La fin d'un ministère de plein exercice au sup inquiète
L’arrivée de la numéro deux du gouvernement signe également la fin d’un ministère de plein exercice pour le Supérieur et la Recherche sous Macron. C’est un homme issu de la société civile qui prend ce ministère délégué, l’ancien président du CNES Philippe Baptiste, qui a néanmoins été durant deux ans directeur de cabinet de la ministre Vidal rue Descartes.
Certes, le rapprochement scolaire et supérieur va dans le sens du renforcement de l'articulation entre les deux écosystèmes au bénéfice de la bonne orientation des élèves. Mais cette situation inquiète du côté des institutions du supérieur et de la recherche. Elles aussi alertent depuis des mois sur la double précarité qui les touche : celles de leurs établissements, à commencer par les universités, et celle de leurs étudiants.
Le budget sera scruté à la loupe tandis que le supérieur attend de pied ferme la régulation du supérieur privé lucratif, la finalisation des réformes des bourses et de la formation des enseignants, de l’autonomie des établissements d'enseignement supérieur, pour ne citer que ces enjeux.
Une vision claire et lucide sera nécessaire
Si la durée de vie du gouvernement sera un élément de sa possible action, son budget et la capacité de sa numéro deux à renouer le dialogue et la confiance seront tout aussi cruciaux. Il lui faudra aussi une vision claire et solide pour avancer dans ce brouillard.
Élisabeth Borne s’est dite "lucide" sur les difficultés qui l’attendent, mais aussi "engagée" et disposée à placer tout son poids dans la balance budgétaire au service de l’Education, "socle de la République".

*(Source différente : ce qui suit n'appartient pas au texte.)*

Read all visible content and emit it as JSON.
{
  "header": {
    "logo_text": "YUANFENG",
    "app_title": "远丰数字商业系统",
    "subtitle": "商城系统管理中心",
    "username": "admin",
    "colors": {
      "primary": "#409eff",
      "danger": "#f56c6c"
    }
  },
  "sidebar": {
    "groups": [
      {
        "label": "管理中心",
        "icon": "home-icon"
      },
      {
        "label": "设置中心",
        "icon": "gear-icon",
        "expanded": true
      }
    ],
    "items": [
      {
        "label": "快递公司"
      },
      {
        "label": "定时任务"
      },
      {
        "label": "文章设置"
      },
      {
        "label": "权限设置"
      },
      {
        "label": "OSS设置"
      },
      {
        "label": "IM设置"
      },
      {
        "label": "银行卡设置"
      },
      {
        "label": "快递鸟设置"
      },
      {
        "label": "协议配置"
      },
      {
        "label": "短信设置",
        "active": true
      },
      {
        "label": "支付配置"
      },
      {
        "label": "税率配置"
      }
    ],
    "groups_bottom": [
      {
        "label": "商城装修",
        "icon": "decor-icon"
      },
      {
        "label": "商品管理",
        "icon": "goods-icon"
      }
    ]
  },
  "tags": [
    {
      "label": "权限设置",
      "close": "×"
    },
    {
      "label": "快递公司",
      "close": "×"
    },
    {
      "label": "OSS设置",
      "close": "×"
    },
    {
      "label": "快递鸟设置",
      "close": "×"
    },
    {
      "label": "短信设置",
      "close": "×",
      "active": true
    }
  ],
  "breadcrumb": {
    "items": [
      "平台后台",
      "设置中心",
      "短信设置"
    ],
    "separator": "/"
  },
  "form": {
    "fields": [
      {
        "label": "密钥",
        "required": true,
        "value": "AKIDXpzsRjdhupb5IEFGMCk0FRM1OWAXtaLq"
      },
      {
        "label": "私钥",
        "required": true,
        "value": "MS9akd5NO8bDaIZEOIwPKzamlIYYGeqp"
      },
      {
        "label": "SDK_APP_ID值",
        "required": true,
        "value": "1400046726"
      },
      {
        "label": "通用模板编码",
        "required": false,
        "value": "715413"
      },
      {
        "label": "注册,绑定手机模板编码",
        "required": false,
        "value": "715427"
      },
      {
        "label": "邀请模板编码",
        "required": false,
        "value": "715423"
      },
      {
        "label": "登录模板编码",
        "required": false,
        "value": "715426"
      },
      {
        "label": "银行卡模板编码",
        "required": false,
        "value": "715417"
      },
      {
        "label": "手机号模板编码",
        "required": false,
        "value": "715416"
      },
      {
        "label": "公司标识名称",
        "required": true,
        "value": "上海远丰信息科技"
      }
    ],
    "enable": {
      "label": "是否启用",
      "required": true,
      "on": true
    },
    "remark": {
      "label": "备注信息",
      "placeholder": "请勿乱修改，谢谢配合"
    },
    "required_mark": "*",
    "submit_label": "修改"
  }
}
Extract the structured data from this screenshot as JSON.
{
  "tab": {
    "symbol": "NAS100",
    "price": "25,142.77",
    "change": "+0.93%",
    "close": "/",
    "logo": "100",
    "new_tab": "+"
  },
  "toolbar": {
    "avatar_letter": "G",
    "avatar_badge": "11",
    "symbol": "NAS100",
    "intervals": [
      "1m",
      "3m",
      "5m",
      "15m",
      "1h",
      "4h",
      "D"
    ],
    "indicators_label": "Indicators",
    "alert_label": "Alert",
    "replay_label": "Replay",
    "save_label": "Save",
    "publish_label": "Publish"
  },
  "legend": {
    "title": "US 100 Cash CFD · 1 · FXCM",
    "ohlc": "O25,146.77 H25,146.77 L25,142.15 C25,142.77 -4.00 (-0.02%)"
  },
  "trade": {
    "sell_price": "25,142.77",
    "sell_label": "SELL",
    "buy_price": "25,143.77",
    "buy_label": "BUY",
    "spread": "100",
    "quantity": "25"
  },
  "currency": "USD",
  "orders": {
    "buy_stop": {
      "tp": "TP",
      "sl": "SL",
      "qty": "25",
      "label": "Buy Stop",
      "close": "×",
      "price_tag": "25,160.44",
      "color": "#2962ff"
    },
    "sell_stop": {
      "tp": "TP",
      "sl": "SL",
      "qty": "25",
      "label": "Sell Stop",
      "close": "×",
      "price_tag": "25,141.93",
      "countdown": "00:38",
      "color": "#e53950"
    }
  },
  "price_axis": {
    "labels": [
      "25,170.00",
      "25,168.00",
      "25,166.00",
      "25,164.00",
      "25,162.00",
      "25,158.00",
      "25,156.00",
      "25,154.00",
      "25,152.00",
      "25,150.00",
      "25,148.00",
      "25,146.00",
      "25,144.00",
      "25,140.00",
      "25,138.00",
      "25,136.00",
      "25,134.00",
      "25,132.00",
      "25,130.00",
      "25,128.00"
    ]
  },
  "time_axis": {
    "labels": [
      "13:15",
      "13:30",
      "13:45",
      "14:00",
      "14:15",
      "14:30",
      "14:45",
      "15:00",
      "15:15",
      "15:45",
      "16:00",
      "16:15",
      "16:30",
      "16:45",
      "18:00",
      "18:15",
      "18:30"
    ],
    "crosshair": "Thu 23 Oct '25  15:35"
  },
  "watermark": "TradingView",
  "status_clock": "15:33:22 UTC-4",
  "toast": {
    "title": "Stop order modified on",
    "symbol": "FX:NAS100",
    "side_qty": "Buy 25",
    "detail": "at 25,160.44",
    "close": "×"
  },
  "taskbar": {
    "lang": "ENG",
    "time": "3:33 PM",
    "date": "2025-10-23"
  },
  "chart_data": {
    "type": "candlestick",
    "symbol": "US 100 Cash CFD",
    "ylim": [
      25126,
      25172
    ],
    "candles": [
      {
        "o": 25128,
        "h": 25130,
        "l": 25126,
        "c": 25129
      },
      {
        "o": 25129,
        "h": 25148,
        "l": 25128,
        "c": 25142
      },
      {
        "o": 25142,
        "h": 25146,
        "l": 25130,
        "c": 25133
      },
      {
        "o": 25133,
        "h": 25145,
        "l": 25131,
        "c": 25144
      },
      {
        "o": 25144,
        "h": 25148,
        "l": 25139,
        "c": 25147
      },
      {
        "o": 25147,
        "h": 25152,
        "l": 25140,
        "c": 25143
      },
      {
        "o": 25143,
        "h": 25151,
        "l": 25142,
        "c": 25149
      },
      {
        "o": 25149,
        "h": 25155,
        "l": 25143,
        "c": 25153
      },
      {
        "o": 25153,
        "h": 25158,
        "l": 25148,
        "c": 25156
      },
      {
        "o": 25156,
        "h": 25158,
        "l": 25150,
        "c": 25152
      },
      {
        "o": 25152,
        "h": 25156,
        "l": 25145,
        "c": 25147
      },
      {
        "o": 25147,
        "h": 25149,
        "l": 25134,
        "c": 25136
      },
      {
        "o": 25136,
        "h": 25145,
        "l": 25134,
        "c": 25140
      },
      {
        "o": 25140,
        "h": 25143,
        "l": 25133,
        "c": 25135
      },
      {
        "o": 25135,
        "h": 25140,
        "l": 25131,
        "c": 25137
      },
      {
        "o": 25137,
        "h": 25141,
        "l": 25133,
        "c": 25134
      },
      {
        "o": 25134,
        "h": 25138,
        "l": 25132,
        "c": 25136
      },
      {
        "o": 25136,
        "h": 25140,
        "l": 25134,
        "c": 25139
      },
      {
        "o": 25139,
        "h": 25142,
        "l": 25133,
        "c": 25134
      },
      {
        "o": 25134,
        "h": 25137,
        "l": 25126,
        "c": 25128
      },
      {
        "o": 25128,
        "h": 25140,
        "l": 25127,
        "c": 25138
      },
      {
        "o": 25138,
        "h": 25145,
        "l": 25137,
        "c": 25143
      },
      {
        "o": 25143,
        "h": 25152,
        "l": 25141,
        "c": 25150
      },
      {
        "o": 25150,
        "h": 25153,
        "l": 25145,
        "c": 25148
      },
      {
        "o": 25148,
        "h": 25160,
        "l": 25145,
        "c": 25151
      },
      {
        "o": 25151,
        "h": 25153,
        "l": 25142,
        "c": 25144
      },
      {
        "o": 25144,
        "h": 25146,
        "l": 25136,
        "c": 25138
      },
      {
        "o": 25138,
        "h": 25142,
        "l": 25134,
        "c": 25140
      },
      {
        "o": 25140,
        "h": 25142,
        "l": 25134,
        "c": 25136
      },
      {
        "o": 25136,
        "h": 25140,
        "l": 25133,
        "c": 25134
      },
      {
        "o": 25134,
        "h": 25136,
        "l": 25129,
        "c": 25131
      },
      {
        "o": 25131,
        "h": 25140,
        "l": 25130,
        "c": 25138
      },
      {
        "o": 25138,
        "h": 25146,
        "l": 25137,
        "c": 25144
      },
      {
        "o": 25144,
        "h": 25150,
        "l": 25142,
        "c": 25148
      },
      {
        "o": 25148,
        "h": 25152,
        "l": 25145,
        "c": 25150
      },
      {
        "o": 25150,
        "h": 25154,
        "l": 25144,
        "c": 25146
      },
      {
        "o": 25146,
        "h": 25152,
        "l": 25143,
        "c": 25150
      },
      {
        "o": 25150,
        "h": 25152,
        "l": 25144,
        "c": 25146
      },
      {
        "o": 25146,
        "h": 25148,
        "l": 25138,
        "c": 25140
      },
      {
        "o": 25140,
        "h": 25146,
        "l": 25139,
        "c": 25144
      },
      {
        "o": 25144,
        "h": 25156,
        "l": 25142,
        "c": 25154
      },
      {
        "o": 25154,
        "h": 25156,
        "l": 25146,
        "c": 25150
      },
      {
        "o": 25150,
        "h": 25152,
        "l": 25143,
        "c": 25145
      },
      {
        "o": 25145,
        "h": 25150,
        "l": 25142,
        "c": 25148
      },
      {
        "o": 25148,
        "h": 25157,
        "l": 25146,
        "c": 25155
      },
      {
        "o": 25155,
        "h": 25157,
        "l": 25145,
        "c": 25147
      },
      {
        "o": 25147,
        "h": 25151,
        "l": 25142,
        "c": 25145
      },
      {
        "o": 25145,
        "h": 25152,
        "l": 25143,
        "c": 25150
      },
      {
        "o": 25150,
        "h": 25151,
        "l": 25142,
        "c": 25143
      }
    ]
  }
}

Les nominations dans les autres ministères liés à l'éducation et à l'enseignement supérieur
Dans le gouvernement de François Bayrou, plusieurs ministères sont également liés à l’éducation et aux établissements d'enseignement supérieur :
Catherine Vautrin, ministre du Travail, de la Santé, des Solidarités et des Familles ;
Yannick Neuder, ministre auprès de la ministre du Travail, de la Santé, des Solidarités et des Familles, chargé de la Santé et de l'Accès aux soins ;
Eric Lombard, ministre de l'Economie, des Finances et de la Souveraineté industrielle et numérique ;
Clara Chappaz, ministre déléguée chargée de l'Intelligence artificielle et du numérique (reconduite) ;
Sébastien Lecornu, ministre des Armées (reconduit) ;
Rachida Dati, ministre de la Culture (reconduite) ;
Agnès Pannier-Runacher, ministre de la Transition écologique, de la Biodiversité, de la Forêt, de la Mer et de la Pêche ;
Annie Genevard, ministre de l'Agriculture et de la Souveraineté alimentaire (reconduite) ;
Marie Barsacq, ministre des Sports, de la Jeunesse et de la Vie associative.